Other chapters end with children drowning in mud, women dying in childbirth, and meat-packing workers tumbling into vats of lard. By the time we get to chapter 30, most of the characters are dead, which presents a problem for Sinclair, who wants to end the book on a hopeful note.

The hope is Socialism. Juris, the barely-literate Lithuanian immigrant, discovers it in Chapter 31, and that makes the previous thirty chapters of feces-filled potted meats a distant memory. Most readers dislike this last section because it’s so transparently a lecture, but I found it fascinating. For one thing, Sinclair must’ve really hated when his wife asked him to do the dishes:

Surely it is moderate to say that the dishwashing for a family of five takes half an hour a day; with ten hours as a day’s work, it takes, therefore, half a million able-bodied persons—mostly women to do the dishwashing of the country. And note that this is most filthy and deadening and brutalizing work; that it is a cause of anemia, nervousness, ugliness, and ill-temper; of prostitution, suicide, and insanity; of drunken husbands and degenerate children—for all of which things the community has naturally to pay.

No kidding! Thankfully, Socialism will save us by inventing, uh, General Electric:

There would be a machine which would wash and dry the dishes, and do it, not merely to the eye and the touch, but scientifically—sterilizing them—and do it at a saving of all the drudgery and nine-tenths of the time!

And ConAgra:

…imagine the problem of providing the food supply of our nation once taken in hand systematically and rationally, by scientists! To picture the great potato-planting machine, drawn by four horses, or an electric motor, ploughing the furrow, cutting and dropping and covering the potatoes, and planting a score of acres a day! To picture the great potato-digging machine, run by electricity, perhaps, and moving across a thousand-acre field, scooping up earth and potatoes, and dropping the latter into sacks! To every other kind of vegetable and fruit handled in the same way—apples and oranges picked by machinery, cows milked by electricity…And to contrast all this with our present agonizing system of independent small farming,—a stunted, haggard, ignorant man, mated with a yellow, lean, and sad-eyed drudge, and toiling from four o’clock in the morning until nine at night, working the children as soon as they are able to walk, scratching the soil with its primitive tools, and shut out from all knowledge and hope, from all their benefits of science and invention, and all the joys of the spirit—held to a bare existence by competition in labor, and boasting of his freedom because he is too blind to see his chains!

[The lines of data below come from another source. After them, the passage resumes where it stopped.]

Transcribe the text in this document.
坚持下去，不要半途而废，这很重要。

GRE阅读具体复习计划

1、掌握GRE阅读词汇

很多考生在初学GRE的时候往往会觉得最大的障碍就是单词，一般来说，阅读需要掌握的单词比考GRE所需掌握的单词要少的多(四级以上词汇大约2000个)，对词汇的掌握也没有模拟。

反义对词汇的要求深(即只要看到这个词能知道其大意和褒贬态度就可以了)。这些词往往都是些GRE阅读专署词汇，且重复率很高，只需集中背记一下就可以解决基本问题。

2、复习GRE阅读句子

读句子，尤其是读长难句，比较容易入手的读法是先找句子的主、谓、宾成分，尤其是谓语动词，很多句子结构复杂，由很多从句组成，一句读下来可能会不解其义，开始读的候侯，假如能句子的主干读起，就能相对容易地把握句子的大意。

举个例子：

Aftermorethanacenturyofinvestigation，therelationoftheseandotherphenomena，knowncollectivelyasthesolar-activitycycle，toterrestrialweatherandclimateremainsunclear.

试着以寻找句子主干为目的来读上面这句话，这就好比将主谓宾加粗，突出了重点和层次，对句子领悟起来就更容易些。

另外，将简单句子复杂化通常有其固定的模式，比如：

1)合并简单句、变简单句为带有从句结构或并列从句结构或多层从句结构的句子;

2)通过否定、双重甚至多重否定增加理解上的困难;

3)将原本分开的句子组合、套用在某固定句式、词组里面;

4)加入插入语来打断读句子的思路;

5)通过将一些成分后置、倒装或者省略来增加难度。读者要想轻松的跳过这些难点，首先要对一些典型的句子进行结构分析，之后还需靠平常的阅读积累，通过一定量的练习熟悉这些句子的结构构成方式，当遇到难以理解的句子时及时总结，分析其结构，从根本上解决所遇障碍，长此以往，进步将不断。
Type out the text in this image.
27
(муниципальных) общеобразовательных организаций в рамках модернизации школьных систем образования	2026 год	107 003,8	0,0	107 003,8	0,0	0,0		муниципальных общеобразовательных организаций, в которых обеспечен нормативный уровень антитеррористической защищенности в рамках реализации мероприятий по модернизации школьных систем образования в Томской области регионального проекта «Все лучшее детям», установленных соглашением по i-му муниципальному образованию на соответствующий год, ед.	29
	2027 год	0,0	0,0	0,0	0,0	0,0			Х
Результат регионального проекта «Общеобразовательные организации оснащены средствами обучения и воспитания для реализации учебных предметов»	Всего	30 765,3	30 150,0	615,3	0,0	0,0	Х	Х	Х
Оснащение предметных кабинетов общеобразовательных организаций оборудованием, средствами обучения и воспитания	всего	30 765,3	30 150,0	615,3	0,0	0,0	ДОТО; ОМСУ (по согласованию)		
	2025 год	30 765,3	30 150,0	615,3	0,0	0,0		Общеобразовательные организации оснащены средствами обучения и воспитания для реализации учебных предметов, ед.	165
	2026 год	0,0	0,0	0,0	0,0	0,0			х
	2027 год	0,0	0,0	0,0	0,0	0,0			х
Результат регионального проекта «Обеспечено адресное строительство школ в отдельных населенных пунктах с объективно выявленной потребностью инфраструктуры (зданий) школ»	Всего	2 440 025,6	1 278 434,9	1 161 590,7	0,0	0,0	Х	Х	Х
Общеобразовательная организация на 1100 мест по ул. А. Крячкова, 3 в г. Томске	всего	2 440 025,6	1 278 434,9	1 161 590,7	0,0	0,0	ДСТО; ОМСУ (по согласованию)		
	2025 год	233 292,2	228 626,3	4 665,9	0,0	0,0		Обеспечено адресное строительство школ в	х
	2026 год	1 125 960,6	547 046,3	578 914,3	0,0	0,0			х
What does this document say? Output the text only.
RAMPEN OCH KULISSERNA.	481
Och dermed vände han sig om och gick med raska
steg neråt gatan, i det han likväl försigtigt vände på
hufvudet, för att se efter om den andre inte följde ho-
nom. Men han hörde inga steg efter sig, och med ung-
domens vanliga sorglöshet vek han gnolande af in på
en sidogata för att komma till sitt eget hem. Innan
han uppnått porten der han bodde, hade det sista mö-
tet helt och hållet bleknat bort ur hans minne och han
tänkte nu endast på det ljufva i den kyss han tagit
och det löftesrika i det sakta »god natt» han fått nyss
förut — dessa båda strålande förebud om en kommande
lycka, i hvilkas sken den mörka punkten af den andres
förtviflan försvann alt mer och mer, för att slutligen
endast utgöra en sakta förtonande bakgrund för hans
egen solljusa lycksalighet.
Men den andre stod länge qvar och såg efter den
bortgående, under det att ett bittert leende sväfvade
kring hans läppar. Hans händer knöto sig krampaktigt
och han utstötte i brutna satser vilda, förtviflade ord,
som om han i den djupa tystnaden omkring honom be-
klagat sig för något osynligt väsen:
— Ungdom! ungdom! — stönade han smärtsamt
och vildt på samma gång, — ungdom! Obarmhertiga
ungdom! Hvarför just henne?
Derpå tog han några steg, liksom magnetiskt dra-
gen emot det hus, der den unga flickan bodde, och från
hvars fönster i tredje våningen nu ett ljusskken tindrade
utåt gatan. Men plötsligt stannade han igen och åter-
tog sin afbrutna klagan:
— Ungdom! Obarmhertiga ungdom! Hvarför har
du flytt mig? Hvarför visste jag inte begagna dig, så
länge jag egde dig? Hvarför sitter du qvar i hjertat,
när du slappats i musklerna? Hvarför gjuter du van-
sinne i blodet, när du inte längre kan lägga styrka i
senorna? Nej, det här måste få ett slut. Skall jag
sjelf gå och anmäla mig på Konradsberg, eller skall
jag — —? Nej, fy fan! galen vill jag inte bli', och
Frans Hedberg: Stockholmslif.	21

Take that, stunted, haggard, ignorant guy I bought the organic scallions from today at the Somerville Farmer’s Market. Sucker!

Sinclair was right about a number of issues and then totally wrong about how to solve them. Teddy Roosevelt, upon reading the book, told Sinclair that this farm reform would result in the starvation of thousands — a Not So Great Leap Forward. In the US, the Green Revolution achieved Sinclair’s goal: cheap food for the masses, but today’s Left hates the scientific approach to food, and not because we support child labor and the 18-hour work day.

He would’ve loathed the organic food movement, with its high labor cost and fetishizing of heirloom fruits (”Consider the waste in time and energy incidental to making ten thousand varieties of a thing for purposes of ostentation and snobbishness, where one variety would do for use!”). Juris’s world is tragic and was deeply disturbing to read about, but Sinclair’s clinical utopia is frightening too. By the time the book ends with Sinclair’s Socialists screaming “CHICAGO WILL BE OURS!” I was starting to think the Red Scare wasn’t such a bad idea after all.

My nascent Republican moment passed pretty quickly, but I always appreciate a reminder that some things about the good old days actually sucked. Given no other choice, I’d rather my sausage contained antibiotics than parts of young Stanislovas’s hand. Next time you frown at those sallow, rock-hard winter tomatoes, remember that’s one less rat-bitten child drowning in mud. Feel free to get indignant about strawberries, though, they’re still picked by exploited immigrants.